The latest Economic Survey says 5.4 lakh new taxpayers were added after the notes ban, an increase of 45 per cent over last year.
In a press conference earlier this year on the successes of the government’s “clean money” drive, Finance Minister Arun Jaitely earlier had said that 91 lakh new taxpayers were added. No time period was specified, leading some to infer that those numbers were added after the notes ban.
The release mentioned, amongst other successes, a 41 per cent increase in advance tax collections.
Faced with criticism that it was putting out conflicting, cherry-picked data, the government issued a fresh press release on August 18, arguing that the numbers were not contradictory, but culled from different time periods.
While it indeed does appear to be the case, an examination of each of those claims doesn’t address the wider questions over whether demonetisation, which wiped out 86 per cent of currency in circulation, has indeed led to a tax “surge”.
First, the claim mentioned in the Prime Minister’s speech that the number of returns filed by individuals is up 56 lakh from about 2.23 crore returns last year, to 2.8 crore this year, a rise of 25 per cent. The period in question is cited as April 1, 2017 to August 5, 2017.
However, looking at annual figures from previous years shows nothing unusual about the 25 per cent increase.
In financial year (FY) 2015, the number of returns were up 15.3 per cent over the previous year; in FY 2016, that rose to 4.1 crores, a 27 per cent jump.
The claim by the Economic Survey of 5.4 lakh additional taxpayers after demonetisation – and increase of 45 per cent over the previous year – also does not appear significant when seen in light of overall data.
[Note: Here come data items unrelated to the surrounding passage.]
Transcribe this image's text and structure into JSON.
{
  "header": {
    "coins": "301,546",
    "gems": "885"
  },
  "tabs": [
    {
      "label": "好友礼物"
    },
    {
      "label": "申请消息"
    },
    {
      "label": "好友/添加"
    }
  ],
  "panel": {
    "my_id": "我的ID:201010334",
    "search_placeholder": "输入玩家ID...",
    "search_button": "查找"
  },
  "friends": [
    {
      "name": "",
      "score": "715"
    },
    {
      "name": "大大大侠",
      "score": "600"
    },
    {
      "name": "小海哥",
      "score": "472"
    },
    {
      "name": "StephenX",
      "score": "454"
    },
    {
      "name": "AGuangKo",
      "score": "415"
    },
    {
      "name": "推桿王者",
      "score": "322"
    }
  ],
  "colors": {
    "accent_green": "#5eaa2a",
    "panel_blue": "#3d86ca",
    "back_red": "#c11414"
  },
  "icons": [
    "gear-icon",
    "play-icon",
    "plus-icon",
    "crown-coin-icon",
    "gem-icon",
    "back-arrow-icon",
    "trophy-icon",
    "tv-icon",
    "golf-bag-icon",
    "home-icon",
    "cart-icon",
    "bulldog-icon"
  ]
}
According to the government, the figure is from the period 9th November 2016 to 31st March 2017.
The Survey itself accepts that this is 1 per cent of all new taxpayers
In 2014-15, 76 lakh new tax payers were added, Finance Ministry data shows. That figure fell to 63.5 lakh the following year and in 2016-17, it climbed to 80.7 lakhs, according to the Economic Survey.
Where matters become confusing is over the Finance Minister’s claim of 91 lakh new taxpayers.
NDTV had reported earlier that this figure was not for the period after demonetisation, but the entire year.
The latest government release accepts this. However, the Economic Survey cites a different number – 80.7 lakh new taxpayers – for the same period.
The release explains the contradiction by saying that the Survey is using a different period and different type of taxpayers.
The Survey, however, clearly states that the number is of new individual taxpayers for 2016-17.